Acute Lymphoblastic Leukemia in Developing Countries
Patients with ALL in developing countries often present with more advanced disease (see Case History) in which leukemic cells have not only infiltrated the bone marrow, but also invade other organs – in some cases this may be because the ALL was not suspected initially, but the disease may also be more aggressive in poorer socioeconomic groups (see below). Co-morbidities such as hepatitis, malaria and malnourishment are also much more common, which may affect the patients' ability to tolerate treatment. Access to care in cancer centers or pediatric oncology units is much more limited in developing countries, and patients and their families often have to travel long distances to reach hospitals capable of making the diagnosis and/or providing necessary treatment. Further, even when they reach these centers, a family's inability to pay for treatment due to socioeconomic factors or the lack of health insurance often impacts upon the type of therapy that is ultimately provided to the child. Continuation of treatment and follow-up is often difficult, again because of socioeconomic factors, the need to travel long distances, and the lack of trained physicians who can manage their care outside the major cancer center or pediatric oncology unit.

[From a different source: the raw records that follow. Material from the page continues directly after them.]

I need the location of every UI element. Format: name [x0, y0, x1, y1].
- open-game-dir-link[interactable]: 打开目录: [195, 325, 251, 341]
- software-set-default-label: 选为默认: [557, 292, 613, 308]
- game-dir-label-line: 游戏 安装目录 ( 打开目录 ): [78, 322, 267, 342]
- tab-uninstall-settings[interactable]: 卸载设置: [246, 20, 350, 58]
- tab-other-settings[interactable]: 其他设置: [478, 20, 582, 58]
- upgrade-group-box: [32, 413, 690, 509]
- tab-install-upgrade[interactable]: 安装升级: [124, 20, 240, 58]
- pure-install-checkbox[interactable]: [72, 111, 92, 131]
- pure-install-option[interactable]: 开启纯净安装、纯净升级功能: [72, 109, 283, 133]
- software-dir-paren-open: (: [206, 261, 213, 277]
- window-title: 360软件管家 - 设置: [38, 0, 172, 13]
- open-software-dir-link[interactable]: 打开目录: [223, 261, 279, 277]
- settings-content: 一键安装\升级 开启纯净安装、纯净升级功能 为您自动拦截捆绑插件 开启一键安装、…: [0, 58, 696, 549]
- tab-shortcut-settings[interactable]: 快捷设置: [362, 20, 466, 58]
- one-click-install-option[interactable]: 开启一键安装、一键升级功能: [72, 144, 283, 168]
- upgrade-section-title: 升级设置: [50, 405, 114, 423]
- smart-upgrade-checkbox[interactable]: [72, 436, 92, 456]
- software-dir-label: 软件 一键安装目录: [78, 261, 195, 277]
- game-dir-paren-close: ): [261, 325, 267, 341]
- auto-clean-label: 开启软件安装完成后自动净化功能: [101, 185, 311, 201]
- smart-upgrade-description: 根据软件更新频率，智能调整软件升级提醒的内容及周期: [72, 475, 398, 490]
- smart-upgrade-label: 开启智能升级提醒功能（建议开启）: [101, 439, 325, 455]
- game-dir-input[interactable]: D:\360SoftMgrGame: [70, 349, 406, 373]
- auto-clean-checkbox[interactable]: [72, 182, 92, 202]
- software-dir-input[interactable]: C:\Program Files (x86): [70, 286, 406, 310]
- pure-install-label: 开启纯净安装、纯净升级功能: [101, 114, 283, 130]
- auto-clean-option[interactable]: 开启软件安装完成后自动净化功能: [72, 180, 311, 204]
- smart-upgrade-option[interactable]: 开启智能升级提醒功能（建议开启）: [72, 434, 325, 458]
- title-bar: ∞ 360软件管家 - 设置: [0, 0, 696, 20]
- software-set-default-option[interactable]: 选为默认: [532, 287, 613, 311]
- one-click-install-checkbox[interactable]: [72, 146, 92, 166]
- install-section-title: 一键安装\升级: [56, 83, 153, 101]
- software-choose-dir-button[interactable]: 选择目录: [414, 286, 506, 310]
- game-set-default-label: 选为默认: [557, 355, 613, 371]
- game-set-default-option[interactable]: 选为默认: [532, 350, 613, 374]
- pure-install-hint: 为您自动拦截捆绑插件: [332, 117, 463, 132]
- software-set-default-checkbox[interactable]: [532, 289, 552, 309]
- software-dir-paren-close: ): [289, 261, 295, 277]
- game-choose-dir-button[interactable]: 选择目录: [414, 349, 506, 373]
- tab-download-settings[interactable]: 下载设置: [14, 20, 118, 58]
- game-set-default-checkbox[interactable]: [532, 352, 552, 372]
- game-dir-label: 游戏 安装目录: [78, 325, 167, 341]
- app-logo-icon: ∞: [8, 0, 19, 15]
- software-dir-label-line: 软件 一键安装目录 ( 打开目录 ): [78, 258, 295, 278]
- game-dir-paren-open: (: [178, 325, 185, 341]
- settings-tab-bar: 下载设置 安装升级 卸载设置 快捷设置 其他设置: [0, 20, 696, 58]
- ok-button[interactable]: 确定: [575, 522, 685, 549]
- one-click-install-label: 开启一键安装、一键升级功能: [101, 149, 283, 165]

Treatment protocols typically administered to patients in more affluent countries may not necessarily be optimal for the treatment of children with ALL in developing countries, since prognostic factors may differ, and, as studies in India suggest, the proportion of the major sub-types of ALL differ in various world regions or in different ethnic or socioeconomic groups. Preliminary research on the molecular characteristics of ALL in India suggests that chromosomal translocations associated with a poorer prognosis in western series are more frequent, and those associated with a good prognosis, less frequent. Research into the optimal therapy for children with ALL in developing countries needs to take into consideration differences in clinical and laboratory features at diagnosis and molecular and biological characteristics of the leukemia as well as other relevant factors, such as co-morbidities.

INCTR Activities in ALL
INCTR is working to support research on the treatment and characterization of childhood/adolescent ALL in India, including assisting with the development of a cooperative group within India so that more patients with ALL have better access to care. We also hope to extend and further develop this work in other countries such as Brazil, China and Egypt.